Stress cardiomyopathy, chronic tachycardia myopathy and PVC induced cardiomyopathy
I have discussed these entities extensively in earlier posts to numerous to link here.
LBBB induced cardiomyopathy
It is well known that myocardial diseases capable of producing DCM can cause LBBB. On the other hand, less well known is the fact that LBBB itself, even if initially an isolated finding, can lead to DCM. Device therapy (resynchronization) may be helpful.
This section deals with, in addition to familial DCM and its several inheritance patterns, left ventricular non-compaction and arrhythmogenic cardiomyopathy, formerly known as arrhythmogenic right ventricular dysplasia. From the paper:
DCM was initially believed to be inherited in a small percentage of cases until Michels et al475 showed that ≈20% of patients had family members with echocardiographic evidence of DCM when family screening was performed.

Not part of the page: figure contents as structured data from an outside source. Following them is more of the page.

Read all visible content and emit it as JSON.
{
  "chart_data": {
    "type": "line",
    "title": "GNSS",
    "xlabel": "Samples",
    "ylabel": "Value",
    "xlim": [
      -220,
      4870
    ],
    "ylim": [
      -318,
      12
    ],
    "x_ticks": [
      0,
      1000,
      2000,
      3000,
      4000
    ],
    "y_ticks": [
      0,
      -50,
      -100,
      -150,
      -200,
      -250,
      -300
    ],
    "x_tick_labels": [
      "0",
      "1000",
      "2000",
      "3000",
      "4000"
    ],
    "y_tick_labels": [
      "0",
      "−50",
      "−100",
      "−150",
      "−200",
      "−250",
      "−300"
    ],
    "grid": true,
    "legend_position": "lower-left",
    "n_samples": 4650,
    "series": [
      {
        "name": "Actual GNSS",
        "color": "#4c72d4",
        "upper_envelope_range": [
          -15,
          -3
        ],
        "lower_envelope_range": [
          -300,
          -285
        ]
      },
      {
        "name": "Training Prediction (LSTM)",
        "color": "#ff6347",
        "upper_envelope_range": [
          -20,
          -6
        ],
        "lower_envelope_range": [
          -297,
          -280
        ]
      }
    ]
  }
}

More recently, inherited familial DCM has been shown to occur in 30% to 50% of cases, with autosomal dominant inheritance being the predominant pattern of transmission; X-linked, autosomal recessive, and mitochondrial inheritance patterns are less common but occur.
Duchenne and Becker muscular dystrophy are genetic causes of DCM but were not mentioned.
Iron overload cardiomyopathy
This can be as a result of hereditary hemochromatosis or chronic transfusions or iron infusions. Screening for iron overload is recommended in the evaluation of new cases of DCM although by the time DCM presents due to iron overload it may be too late for disease specific treatment to be beneficial.
Although this category is included in a review of DCM, it presents initially as a restrictive CM. From the paper:
The diagnosis of hypereosinophilic syndrome is made in the presence of eosinophils greater than 1500/μL..Echocardiography and MRI can be helpful in the diagnosis of eosinophilic myocarditis; however, myocardial biopsy remains the gold standard. After diagnosis, evaluation for secondary causes is essential.. If hypereosinophilic syndrome is suspected, a hematology consultation is warranted.. Corticosteroid therapy is generally considered primary therapy for eosinophilic myocarditis, but its efficacy is not well supported.